Why install solar hot water heating

  • Cut fuel bills. Once the initial installation cost is paid the hot water costs will be slashed.
  • Cut your carbon footprint. Solar hot water from sunlight is a green and will reduce carbon dioxide emissions.
  • The cost of gas, electricity, oil and coal is likely to rise faster than interest on savings and wages.

Cost and payback

  • The Energy Savings Trust says the typical cost of solar water heating system range from £3,000 to £5,000.
  • Savings are good, although the Energy Savings Trust just say “moderate – a solar water heating system can provide about a third of your hot water needs”. This depends on some extent to where you live in the UK and how much hot water you use. A guide would be 50-80 litres per person per day.
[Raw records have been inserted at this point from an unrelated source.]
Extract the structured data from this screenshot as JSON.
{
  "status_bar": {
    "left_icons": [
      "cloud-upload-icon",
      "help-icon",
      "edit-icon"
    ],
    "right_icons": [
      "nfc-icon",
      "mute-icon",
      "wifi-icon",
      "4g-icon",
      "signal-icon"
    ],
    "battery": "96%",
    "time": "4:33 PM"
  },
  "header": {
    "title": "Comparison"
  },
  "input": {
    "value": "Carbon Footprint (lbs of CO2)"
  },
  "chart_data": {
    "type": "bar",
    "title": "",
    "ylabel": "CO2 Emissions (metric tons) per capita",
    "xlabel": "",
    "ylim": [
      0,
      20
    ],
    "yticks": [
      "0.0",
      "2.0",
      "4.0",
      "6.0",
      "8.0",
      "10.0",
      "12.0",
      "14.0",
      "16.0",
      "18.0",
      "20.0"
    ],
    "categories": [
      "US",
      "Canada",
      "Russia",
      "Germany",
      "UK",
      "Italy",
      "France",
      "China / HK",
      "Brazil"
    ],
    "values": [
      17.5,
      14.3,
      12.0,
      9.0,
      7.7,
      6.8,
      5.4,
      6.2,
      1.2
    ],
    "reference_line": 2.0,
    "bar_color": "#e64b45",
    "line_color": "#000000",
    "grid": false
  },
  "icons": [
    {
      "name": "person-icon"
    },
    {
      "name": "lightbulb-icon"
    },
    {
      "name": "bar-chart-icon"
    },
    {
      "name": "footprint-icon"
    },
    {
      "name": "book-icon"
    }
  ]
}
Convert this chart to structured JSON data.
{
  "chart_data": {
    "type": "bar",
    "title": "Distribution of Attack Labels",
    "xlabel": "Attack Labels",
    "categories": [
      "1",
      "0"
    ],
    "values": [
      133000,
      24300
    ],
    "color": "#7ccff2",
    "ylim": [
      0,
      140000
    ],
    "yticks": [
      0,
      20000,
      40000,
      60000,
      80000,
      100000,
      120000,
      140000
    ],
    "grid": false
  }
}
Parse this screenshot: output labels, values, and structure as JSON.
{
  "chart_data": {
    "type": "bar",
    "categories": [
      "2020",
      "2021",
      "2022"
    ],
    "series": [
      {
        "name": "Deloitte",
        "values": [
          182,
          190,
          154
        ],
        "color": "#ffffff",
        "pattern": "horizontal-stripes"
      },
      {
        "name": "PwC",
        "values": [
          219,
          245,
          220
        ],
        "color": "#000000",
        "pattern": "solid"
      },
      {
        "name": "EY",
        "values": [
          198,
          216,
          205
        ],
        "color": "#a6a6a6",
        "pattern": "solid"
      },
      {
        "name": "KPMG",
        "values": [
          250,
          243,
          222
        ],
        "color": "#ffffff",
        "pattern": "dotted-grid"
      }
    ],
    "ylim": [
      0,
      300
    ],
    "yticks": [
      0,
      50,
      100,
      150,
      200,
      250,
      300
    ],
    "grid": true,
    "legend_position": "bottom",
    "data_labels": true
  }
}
From our experience a solar heating system provides nearer to 70% of hot water needs, which is double the modest claims of the Energy Savings Trust – and of course there’s the CO2 emission savings too.

Things to consider

  • The Energy Savings Trust suggest you will need a minimum of 5 m² of space for a solar hot water collector system, although two of our 2 m² glass evacuated tube Collector seem to be fine for most households.
  • Solar heating needs a sunny position for the Collectors. South facing is best but east to west will work with two panels, one facing east and one facing west. The installation of this configuration will be more expensive, but the parts costs from SolarSave are around the same.
  • Planning permission is not normally needed but it’s always best to consult your local planning authority if you live in a Listed Building, or a building in Conservation Area or World Heritage Site.
  • Collectors don’t always have to be mounted on a roof, they can be fixed to a frame on flat roofs or even in the garden. If you have a heated swimming pool then they are seriously worth considering – providing you have the space.